A graph which shows the earth's atmosphere warming, but warming is something it has done for thousands of years.
 
I think you missed the point about the rate of change being made at the bottom
 
Not sure what the source of the diagram above is, but it appears to be splicing low-resolution proxy temperature estimates with modern day high resolution temperature measurements. In laymans language - apples and oranges.
 
Really surprised that, as someone who is demonstrably more perceptive and able to think things through than average, you took that particular stance ... Here's a graph
I'm certainly no 'denyer' (how does one spell that?:) ) of climate change, nor of human responsibility for what has happened in the past 100-150 years, and I don't dispute anything the in the 'timeline' you posted.
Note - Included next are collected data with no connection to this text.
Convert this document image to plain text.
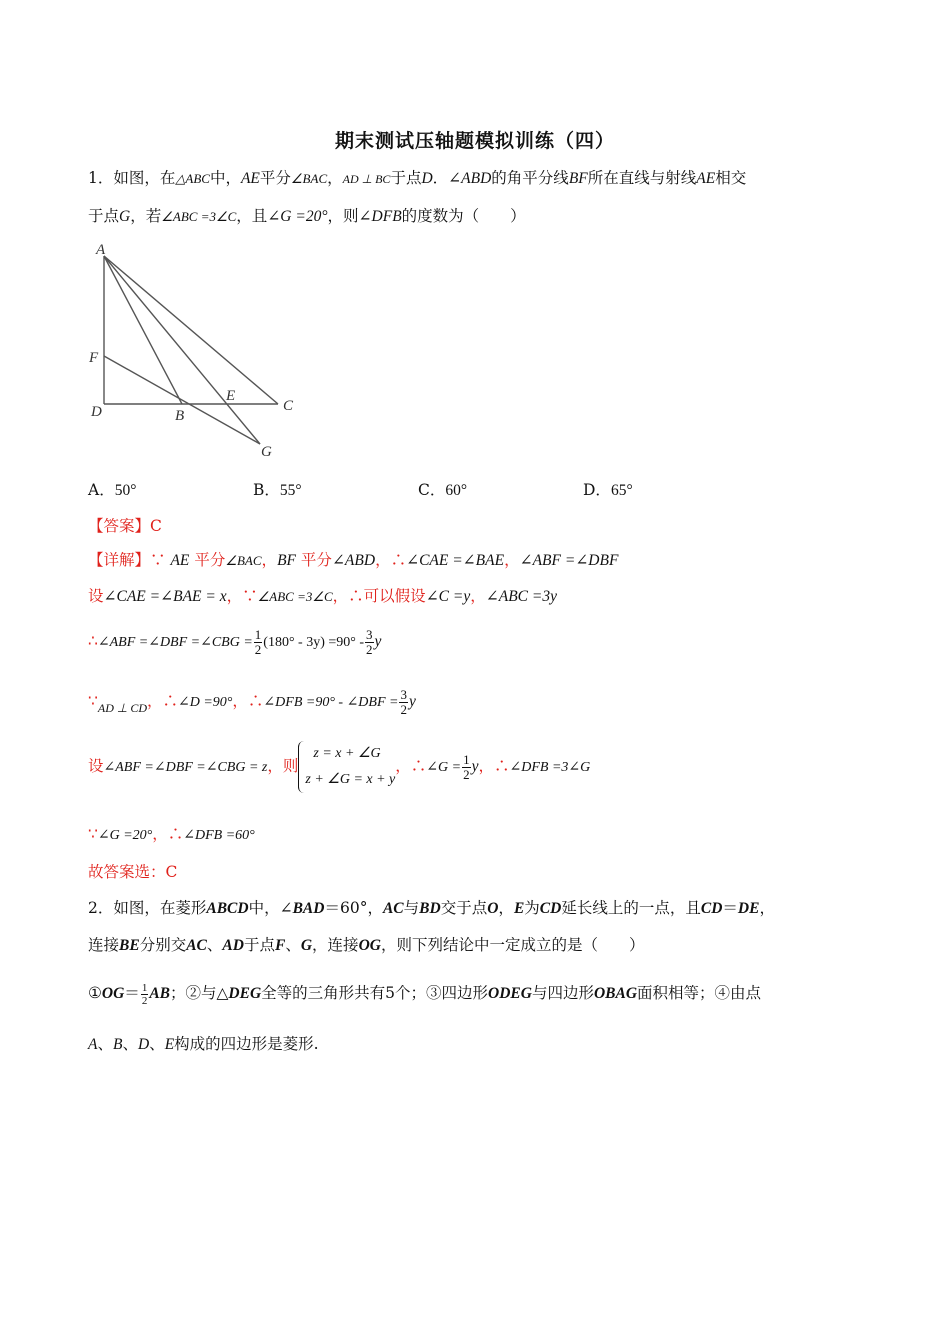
期末测试压轴题模拟训练（四）
1．如图，在△ABC中，AE平分∠BAC，AD ⊥ BC于点D．∠ABD的角平分线BF所在直线与射线AE相交
于点G，若∠ABC =3∠C，且∠G =20°，则∠DFB的度数为（　　）
A
F
D	B
E
C
G
A．50°	B．55°	C．60°	D．65°
【答案】C
【详解】∵ AE 平分∠BAC，BF 平分∠ABD，∴∠CAE =∠BAE，∠ABF =∠DBF
设∠CAE =∠BAE = x，∵∠ABC =3∠C，∴可以假设∠C =y，∠ABC =3y
∴∠ABF =∠DBF =∠CBG = $\frac{1}{2} (180^\circ - 3y) =90^\circ - \frac{3}{2}$ y
$\because_{AD \perp CD}$，∴∠D =90°，∴∠DFB =90° - ∠DBF = $\frac{3}{2}$ y
设∠ABF =∠DBF =∠CBG = z，则
z = x + ∠G
z + ∠G = x + y
，∴∠G = $\frac{1}{2}$ y，∴∠DFB =3∠G
∵∠G =20°，∴∠DFB =60°
故答案选：C
2．如图，在菱形ABCD中，∠BAD＝60°，AC与BD交于点O，E为CD延长线上的一点，且CD＝DE，
连接BE分别交AC、AD于点F、G，连接OG，则下列结论中一定成立的是（　　）
①OG＝ $\frac{1}{2}$ AB；②与△DEG全等的三角形共有5个；③四边形ODEG与四边形OBAG面积相等；④由点
A、B、D、E构成的四边形是菱形.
However, it's probably worth noting that, at least one sense, we have been rather 'unlucky' (in the timing of our 'industrial revolution').

Your timeline only goes back about 20,000 years,which is peanuts in terms of the history of our planet. If one looks over a much longer time-span,one sees that there has been a pretty regular cyclic change in global temperature,with a cycle length of roughly 100,000 years (see typical graph below).

Unfortunately,human 'industrial' (etc.) activity started having its 'dramatic' effect at the very time when ('as expected') the natural cycle had risen close to its historical highest point. Had the 'due to humans' changes happened just a few tens of thousands of years earlier, we probably would not be at all concerned (might even 'welcome') the increase in global temp created by man!

As a final observational, whilst I do not deny what has happened, nor who/what has been largely responsible, although I don't really understand why this was the case (lack of decent data?), when I was at school (in the 1960s), there was a lot of discussion amongst 'experts' about a concern that we were 'fairly rapidly' heading for a new 'ice age'!" Times, and opinions, change !!